I recently bought a copy of Kate Chopin's novel At Fault. In the appendix, I ran across two letters written by writer Nathaniel Hawthorne, and their content included his opinion of women writers.
In a letter dated 1952, he wrote, "All women, as authors, are feeble and tiresome. I wish they were forbidden to write, on pain of having their faces deeply scarified with an oyster-shell..."
Then, in a letter dated 1855, he wrote, "America is now wholly given over to a d____d mob of scribbling women, and I should have no chance of success while the public taste is occupied with their trash -- and should be ashamed of myself if I did succeed."
Not cool, Nathaniel.
This is a writer who was contemporaries with the Bronte sisters, Louisa May Alcott, Emily Dickenson, Christina Rossetti, Elizabeth Barrett Browning, and George Eliot, to name a few.

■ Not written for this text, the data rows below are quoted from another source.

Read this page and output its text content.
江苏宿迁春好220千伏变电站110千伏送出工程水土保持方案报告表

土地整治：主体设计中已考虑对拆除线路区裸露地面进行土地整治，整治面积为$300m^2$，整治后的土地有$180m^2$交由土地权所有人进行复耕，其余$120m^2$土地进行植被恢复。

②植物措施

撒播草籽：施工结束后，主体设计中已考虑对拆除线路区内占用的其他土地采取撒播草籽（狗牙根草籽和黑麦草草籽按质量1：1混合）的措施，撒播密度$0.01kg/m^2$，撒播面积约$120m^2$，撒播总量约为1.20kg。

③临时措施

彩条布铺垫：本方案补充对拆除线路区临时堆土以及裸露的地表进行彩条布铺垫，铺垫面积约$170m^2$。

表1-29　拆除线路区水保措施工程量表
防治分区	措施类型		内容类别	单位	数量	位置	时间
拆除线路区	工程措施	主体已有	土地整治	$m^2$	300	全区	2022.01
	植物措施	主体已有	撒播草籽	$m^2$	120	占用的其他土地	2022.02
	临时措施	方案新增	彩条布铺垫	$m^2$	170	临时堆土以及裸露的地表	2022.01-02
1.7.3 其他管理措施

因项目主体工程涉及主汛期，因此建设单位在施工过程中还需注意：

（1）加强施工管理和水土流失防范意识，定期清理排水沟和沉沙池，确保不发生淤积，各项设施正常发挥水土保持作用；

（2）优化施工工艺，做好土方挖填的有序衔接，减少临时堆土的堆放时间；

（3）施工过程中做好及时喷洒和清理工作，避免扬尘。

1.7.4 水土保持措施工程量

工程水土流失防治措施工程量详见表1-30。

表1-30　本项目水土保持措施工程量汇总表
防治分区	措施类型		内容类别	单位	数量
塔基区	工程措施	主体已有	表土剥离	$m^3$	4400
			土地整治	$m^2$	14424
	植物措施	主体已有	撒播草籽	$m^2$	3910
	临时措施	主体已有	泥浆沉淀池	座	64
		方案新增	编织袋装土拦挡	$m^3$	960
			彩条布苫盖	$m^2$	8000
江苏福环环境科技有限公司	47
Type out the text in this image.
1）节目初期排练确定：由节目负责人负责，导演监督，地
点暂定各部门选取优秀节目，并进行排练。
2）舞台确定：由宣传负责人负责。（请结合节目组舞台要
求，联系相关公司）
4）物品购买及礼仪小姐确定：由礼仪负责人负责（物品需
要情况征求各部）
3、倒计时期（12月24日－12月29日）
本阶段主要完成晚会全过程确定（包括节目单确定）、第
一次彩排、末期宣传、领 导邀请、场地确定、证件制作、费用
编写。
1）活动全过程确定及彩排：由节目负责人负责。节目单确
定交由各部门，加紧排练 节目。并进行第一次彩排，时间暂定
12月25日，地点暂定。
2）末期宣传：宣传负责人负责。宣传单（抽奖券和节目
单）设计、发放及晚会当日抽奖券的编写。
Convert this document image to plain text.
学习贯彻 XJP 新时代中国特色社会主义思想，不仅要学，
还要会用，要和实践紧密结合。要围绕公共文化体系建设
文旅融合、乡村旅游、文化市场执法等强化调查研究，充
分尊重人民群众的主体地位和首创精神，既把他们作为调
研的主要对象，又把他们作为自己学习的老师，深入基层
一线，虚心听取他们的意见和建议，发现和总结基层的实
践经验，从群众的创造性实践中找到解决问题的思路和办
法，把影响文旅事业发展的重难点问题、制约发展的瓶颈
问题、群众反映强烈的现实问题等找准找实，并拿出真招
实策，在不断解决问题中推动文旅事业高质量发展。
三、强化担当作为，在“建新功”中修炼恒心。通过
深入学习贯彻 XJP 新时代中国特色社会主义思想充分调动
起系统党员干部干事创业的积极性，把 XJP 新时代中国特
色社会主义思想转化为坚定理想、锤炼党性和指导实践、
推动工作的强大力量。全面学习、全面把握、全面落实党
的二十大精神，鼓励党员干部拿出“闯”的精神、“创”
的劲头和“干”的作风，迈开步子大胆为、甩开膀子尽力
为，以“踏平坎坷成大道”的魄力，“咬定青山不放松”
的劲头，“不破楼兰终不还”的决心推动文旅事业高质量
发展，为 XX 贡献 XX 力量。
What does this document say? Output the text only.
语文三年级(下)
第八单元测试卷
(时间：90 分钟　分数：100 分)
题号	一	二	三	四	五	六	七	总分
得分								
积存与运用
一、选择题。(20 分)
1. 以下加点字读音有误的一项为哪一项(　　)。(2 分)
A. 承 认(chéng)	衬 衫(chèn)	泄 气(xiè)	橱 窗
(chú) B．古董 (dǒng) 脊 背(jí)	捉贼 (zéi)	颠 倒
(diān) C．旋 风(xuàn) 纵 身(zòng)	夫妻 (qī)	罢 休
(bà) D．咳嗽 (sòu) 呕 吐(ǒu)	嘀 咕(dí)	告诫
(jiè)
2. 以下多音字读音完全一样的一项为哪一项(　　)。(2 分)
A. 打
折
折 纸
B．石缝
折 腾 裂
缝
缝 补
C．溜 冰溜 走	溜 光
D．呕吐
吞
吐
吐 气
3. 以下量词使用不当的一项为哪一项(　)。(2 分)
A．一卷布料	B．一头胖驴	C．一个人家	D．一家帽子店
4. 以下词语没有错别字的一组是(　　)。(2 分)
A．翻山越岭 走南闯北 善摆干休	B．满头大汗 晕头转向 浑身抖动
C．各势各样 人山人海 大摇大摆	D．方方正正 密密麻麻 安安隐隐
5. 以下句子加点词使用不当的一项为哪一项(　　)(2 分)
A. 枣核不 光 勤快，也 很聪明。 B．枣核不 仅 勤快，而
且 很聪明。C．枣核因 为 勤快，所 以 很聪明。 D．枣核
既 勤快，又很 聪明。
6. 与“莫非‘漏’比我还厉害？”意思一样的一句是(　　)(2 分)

Feeble, tiresome, and trash? I think the endurance of their writing proves otherwise.
Writing is difficult, under the best of conditions. But to write when you face open hostility from fellow writers and closed doors in the publishing world because of your gender is unimaginable to us today. It's fortunate that Charlotte, Anne, Emily, and their compatriots perservered, despite the attitudes of writers like Mr. Hawthorne.